The Flathead Valley Community College Licensed Practical Nursing program graduated its second class last fall, giving the school a total of 16 graduates to date – seven in 2007 and nine last year. Myrna Ridenour, a registered nurse at Kalispell Regional Medical Center and the program’s interim director, said it’s important for the Flathead to train and retain its own nurses, especially in light of the nursing shortage.
Students at FVCC have the opportunity to do their LPN training near home and then find a job in the Flathead’s growing health care sector. Or if they choose to pursue an associate’s or bachelor’s degree to become a registered nurse (RN) at another college, they already have many of the prerequisites completed.
“Sometimes when they go away for school, they don’t come back,” Ridenour said. “The point is to train them here in the valley and keep them here in the valley.”
Licensed practical nurses are trained to perform a variety of medical procedures, but lack the advanced training of a registered nurse. They are known for their efforts in the long-term care of elderly, which is a pressing need as the baby boomer generation ages. They’re also prevalent throughout clinics and hospitals for a variety of other purposes, not the least of which is chronic pain.
“This level of nursing is really important,” Ridenour said.
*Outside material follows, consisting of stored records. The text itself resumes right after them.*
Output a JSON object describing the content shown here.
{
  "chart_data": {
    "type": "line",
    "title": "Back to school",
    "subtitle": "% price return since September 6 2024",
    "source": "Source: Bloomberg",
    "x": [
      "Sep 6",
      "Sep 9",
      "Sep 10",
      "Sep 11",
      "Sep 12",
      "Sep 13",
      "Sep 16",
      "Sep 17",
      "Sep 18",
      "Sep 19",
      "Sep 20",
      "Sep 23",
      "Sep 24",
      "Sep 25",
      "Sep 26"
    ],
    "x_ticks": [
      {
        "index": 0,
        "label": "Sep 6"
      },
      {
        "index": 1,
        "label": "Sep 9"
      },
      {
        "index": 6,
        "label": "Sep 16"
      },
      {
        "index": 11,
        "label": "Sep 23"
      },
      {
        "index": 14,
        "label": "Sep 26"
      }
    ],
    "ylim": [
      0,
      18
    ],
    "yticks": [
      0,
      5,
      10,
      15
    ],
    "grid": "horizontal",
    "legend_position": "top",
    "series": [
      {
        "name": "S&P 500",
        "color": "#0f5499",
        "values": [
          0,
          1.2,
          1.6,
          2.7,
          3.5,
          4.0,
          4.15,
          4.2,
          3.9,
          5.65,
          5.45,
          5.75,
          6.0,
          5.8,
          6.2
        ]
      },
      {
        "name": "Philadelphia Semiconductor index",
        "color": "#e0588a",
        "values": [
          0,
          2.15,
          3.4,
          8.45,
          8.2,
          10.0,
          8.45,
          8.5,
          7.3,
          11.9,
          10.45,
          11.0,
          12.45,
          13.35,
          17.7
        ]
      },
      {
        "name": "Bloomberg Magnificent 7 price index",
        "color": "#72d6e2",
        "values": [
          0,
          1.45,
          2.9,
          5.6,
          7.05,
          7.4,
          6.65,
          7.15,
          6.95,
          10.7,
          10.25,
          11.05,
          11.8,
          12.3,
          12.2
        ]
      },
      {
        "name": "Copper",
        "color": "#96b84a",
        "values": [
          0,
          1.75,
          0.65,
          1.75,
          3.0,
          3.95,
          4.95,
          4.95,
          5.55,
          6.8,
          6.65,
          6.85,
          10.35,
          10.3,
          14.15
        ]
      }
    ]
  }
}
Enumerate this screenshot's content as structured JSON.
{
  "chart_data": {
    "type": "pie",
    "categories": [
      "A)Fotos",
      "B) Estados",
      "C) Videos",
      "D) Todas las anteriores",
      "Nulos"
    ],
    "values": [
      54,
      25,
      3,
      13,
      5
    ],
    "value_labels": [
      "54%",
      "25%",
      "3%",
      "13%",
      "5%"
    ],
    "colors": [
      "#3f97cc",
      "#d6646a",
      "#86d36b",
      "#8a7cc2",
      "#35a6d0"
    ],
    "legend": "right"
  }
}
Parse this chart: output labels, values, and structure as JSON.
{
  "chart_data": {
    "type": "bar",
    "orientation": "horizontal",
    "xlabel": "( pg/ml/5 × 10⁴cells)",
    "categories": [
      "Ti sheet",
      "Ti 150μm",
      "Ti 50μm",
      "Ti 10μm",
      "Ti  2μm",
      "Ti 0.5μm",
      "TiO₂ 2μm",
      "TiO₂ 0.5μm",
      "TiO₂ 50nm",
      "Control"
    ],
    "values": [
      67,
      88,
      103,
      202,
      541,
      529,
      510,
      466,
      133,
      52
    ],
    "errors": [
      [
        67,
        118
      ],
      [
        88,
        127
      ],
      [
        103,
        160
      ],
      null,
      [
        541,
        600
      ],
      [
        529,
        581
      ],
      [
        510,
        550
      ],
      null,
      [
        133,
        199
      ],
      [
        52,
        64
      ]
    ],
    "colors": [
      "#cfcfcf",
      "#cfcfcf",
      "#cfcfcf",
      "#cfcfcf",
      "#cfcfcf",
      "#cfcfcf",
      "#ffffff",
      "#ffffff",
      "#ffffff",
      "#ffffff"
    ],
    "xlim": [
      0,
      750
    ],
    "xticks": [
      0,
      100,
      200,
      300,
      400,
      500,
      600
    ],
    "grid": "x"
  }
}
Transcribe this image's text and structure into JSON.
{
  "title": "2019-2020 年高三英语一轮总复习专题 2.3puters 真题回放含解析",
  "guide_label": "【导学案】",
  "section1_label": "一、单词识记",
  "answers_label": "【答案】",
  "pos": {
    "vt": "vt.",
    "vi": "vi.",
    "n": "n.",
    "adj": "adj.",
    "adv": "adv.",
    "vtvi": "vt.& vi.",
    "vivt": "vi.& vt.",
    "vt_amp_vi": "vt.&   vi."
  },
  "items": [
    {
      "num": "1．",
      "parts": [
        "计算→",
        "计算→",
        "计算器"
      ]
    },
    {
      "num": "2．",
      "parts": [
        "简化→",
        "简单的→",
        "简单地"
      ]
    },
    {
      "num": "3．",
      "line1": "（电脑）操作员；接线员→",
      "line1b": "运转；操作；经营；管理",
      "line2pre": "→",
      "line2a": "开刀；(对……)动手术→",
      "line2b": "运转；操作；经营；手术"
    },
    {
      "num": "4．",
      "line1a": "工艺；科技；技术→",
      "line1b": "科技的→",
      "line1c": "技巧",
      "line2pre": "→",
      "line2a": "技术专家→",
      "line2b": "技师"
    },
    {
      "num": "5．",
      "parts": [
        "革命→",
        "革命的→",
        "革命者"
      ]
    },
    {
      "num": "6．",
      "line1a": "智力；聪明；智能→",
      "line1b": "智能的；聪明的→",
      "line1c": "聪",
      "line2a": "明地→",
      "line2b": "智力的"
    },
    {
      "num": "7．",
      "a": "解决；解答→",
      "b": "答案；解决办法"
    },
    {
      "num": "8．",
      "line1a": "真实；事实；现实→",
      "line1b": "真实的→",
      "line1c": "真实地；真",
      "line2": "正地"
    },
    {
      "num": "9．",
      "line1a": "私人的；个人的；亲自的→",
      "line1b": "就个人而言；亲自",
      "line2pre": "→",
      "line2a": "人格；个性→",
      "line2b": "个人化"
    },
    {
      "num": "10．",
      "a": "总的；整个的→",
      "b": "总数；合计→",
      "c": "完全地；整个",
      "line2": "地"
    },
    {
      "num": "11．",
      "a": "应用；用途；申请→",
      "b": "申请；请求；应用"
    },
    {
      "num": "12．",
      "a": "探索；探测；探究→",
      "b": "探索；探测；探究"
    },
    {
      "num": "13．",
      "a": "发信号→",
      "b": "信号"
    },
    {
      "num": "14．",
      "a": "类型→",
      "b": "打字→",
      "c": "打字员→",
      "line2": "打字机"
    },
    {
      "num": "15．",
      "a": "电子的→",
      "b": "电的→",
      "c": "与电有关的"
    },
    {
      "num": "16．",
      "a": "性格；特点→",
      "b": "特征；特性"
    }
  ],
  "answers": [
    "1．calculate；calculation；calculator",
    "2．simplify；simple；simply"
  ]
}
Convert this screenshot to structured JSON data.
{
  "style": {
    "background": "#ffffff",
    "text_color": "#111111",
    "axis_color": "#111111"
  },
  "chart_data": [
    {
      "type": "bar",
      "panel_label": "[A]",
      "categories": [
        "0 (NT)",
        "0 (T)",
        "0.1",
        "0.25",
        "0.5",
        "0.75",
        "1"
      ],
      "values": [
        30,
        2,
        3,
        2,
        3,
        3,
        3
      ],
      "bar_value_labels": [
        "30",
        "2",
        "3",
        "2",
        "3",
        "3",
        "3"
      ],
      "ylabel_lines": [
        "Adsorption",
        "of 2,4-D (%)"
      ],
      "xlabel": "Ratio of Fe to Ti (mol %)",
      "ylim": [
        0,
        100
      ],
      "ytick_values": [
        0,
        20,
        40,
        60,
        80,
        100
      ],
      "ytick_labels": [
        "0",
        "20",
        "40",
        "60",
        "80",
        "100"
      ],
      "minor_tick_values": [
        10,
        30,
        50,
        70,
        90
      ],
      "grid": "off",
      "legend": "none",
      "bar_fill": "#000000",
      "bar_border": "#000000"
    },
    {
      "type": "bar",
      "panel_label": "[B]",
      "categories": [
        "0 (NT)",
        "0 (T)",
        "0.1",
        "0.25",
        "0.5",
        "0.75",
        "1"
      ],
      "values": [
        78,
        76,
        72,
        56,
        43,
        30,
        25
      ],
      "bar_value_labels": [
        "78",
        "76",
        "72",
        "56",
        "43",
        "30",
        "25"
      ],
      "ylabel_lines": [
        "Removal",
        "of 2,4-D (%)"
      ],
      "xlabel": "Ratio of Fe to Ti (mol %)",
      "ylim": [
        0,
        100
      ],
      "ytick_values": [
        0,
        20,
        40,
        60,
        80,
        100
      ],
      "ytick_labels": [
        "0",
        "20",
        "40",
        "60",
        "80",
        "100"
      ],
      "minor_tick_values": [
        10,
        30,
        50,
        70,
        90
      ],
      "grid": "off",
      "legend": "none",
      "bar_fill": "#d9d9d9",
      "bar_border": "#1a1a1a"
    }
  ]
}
When students complete the two-year FVCC program, they are licensed practical nurses but not registered nurses. Ridenour estimates about half of FVCC’s graduates remain LPNs, while the rest move on to other colleges for advanced nursing degrees. Many go to Montana State University, a well-respected nursing school.
For students hoping to obtain their bachelor’s degree without straying far from home, MSU offers a program in the Flathead. Each year, eight students complete their registered nursing degree here by taking MSU classes via videoconferencing, which constitutes their class work. For their clinical requirements, they work at local health care providers. Registered nursing degrees are also available through Salish Kootenai College.
Gretchen McNeely, an associate dean at the MSU College of Nursing in Bozeman, said it’s everything MSU can do just to keep up with demand for nurses and interest in the program. The school has more than 800 students spread out over five campuses across the state, including the main campus in Bozeman.
Factor in the other nursing school opportunities – from Miles City Community College to MSU-Northern to Carroll College – and almost 1,000 students are getting their training in Montana. That bodes well for the state’s job market, as nursing has one of the best job placements of any profession and roughly 75 percent of nursing graduates stay in the Big Sky state.
“Our graduates don’t have any problem finding jobs,” McNeely said.
The FVCC nursing program is currently in a transition stage as it adapts its schedule to match MSU and Salish Kootenai College and searches for a new director. The school is also looking for more faculty to teach. Classes will be offered in the fall and spring now. Summers classes are no longer available. The fall semester begins on Aug. 28.
Ridenour said the Montana Board of Nursing approved the program for five more years in October. Over the next several years, Ridenour imagines the program will continue to grow, most likely keeping pace with the region’s expanding health care industry. The “huge shortage” of nurses, as Ridenour puts it, doesn’t appear to be going away anytime soon.
“(Interest) is increasing,” Ridenour said. “We get lots of inquiries all the time.”